As you can already tell – being soft is a main requirement here. After all, we don't want your daughter-dearest or son-dearest to lose one of those precious teeth! Nor do we want anyone else in the family to lose one, either!
The ingredient list for this dish is rather short:
½ lb. Spaghetti
2 tsp. Green Peppercorns
¾ cup Cream
Pinch of Sugar
Let's get started:
Bring a large pot of water to a boil.
While the water is heating up, wash the lemons under hot water.
With a zester or peeler, remove the skin from both lemons.
Cut thicker strips of lemon peel so that they are rather thin.
Cut one lemon in half and express the juice from one half.

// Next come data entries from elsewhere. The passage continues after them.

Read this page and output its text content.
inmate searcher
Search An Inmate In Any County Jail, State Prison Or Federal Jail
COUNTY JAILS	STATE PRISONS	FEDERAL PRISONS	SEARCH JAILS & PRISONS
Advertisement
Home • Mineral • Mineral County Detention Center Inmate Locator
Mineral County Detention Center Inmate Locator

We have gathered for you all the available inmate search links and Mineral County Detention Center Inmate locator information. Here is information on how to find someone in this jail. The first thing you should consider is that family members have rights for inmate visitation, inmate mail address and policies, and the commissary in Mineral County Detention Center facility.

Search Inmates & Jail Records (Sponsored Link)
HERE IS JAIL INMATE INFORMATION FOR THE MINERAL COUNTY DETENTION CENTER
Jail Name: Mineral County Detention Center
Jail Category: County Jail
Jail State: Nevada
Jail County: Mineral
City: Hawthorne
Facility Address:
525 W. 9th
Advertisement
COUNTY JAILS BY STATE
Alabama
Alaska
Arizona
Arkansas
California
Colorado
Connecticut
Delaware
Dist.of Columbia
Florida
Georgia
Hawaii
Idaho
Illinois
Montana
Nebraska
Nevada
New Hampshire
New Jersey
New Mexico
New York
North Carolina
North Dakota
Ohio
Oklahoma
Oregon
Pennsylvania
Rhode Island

You do not need the rest of the lemons and can use them for other purposes – I tend to make a quick glass of lemonade out of them (use the remaining juice, add water and sugar to taste). You can also put the juice into a ice cube tray and freeze it so you can use it for future recipes.
Trim the top and bottom of the leek.
Lay the leek onto a cutting board and slice it in half – lengthwise.
While fanning out the layers of the leek, rinse the dirt off under running water.
Cut each of the leek half in half – crosswise. You should now have two bottom sections and two top sections.
Take each section and cut them lengthwise into very thin strips, akin to Spaghetti.
By now, your water should be boiling.
Add the Spaghetti and cook until al-dente (Or to your liking. I prefer my pasta to cook for 12 minutes, but preferences, clearly vary!). Stir occasionally so the Spaghetti don't stick to each other.
About four minutes before the Spaghetti are done, carefully add the thin leek strips.
Drain the green peppercorns and coarsely chop them with a kitchen knife.
Heat a small pan over medium heat.
Add the cream and lemon strips.
Add the chopped green peppercorns and a pinch of sugar.
Bring to a simmer.
Taste for salt and adjust both, salt and sugar, according to your preferences.
When the Spaghetti are done, drain them along with the leek strips.
Pour the lemon-peppercorn cream over the drained pasta and leek strips.